At a press conference, Russian Foreign Minister Sergei Lavrov was equally chilly. He said, "As to the person called Deschytsia, like I said, I have nothing to talk to him about anymore."

Gas supplies

On the other side of the border, some Ukrainians backed the use of undiplomatic language.

Dmytro Tymchuk, head of the Center for Political and Military Studies in Kyiv, said, "We have a free country. I don’t see anything wrong here.”

For some, the name calling incident was a welcome diversion from the more worrying fact that Russia stopped selling gas to Ukraine on Monday.

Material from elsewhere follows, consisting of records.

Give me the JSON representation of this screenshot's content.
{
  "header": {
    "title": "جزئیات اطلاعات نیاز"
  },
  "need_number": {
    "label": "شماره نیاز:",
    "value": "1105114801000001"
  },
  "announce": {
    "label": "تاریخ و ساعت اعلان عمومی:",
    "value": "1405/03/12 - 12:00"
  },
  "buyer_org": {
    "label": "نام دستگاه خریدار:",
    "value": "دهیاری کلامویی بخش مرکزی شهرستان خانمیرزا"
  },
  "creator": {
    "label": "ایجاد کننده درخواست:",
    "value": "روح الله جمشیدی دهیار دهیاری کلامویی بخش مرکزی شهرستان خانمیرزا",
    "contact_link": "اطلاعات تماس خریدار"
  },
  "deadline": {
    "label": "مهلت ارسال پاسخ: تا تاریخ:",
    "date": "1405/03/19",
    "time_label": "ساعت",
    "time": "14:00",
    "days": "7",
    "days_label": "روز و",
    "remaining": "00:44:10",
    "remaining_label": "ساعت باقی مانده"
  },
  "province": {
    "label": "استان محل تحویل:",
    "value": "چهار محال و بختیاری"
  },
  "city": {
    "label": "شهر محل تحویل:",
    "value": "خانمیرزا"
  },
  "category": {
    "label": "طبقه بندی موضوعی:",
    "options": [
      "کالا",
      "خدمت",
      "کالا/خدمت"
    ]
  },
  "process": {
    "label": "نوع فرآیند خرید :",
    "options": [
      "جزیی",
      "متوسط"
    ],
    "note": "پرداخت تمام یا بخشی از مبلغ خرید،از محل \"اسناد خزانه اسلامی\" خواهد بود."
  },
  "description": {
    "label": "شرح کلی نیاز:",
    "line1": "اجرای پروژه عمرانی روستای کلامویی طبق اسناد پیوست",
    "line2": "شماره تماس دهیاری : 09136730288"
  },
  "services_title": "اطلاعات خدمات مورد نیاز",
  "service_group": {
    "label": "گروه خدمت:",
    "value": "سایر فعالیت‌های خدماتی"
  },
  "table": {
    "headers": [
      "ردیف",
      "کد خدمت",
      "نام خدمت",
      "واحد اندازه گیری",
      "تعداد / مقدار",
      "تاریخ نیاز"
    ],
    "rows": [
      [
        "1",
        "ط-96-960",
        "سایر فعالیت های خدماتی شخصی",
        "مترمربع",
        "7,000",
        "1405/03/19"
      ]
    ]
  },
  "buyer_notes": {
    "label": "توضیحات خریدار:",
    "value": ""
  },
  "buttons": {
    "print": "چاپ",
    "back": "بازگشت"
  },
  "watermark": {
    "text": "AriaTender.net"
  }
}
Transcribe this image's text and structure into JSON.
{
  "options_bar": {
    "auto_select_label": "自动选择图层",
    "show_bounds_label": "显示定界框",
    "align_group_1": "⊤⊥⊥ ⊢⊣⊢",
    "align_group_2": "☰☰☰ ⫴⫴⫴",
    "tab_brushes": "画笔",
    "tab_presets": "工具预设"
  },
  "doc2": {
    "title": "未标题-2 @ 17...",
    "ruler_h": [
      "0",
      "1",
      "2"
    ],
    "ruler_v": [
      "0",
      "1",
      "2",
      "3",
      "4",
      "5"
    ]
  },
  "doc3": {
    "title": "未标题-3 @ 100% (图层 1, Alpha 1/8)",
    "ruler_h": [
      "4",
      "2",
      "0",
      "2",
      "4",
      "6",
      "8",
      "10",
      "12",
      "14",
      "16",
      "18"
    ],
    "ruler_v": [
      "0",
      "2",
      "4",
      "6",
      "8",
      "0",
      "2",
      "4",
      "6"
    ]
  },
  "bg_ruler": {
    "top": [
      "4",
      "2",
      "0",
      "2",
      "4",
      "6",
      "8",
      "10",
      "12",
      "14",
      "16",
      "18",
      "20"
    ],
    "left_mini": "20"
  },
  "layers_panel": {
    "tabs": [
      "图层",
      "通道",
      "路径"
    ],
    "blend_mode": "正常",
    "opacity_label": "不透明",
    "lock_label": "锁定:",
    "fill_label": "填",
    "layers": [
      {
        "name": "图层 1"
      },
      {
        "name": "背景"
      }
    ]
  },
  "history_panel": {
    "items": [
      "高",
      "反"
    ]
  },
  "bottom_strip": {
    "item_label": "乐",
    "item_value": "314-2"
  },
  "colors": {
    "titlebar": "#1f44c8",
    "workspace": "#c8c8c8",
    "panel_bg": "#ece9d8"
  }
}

Ukraine owes Russia almost $5 billion for overdue gas bills -- and refuses to pay.

Ukraine’s Prime Minister Arseniy Yatsenyuk told a cabinet meeting on Monday, “Ukrainians will not pull $5 billion out of their pockets a year so that Russia can use this money to buy arms, tanks, and planes and bomb Ukrainian territory.”

In response, Medvedev went on national television to accuse Ukraine of turning down “ultra-discount” prices to create an “artificial gas crisis” with Europe.

"This is deplorable," he said. "This truly smells of blackmail.”

Ukrainian officials say they can hold out with their own gas reserves through December. Facing six months of gas talks, and a secessionist war in the east, many Ukrainians are enjoying the distraction of a diplomatic spat with Russia.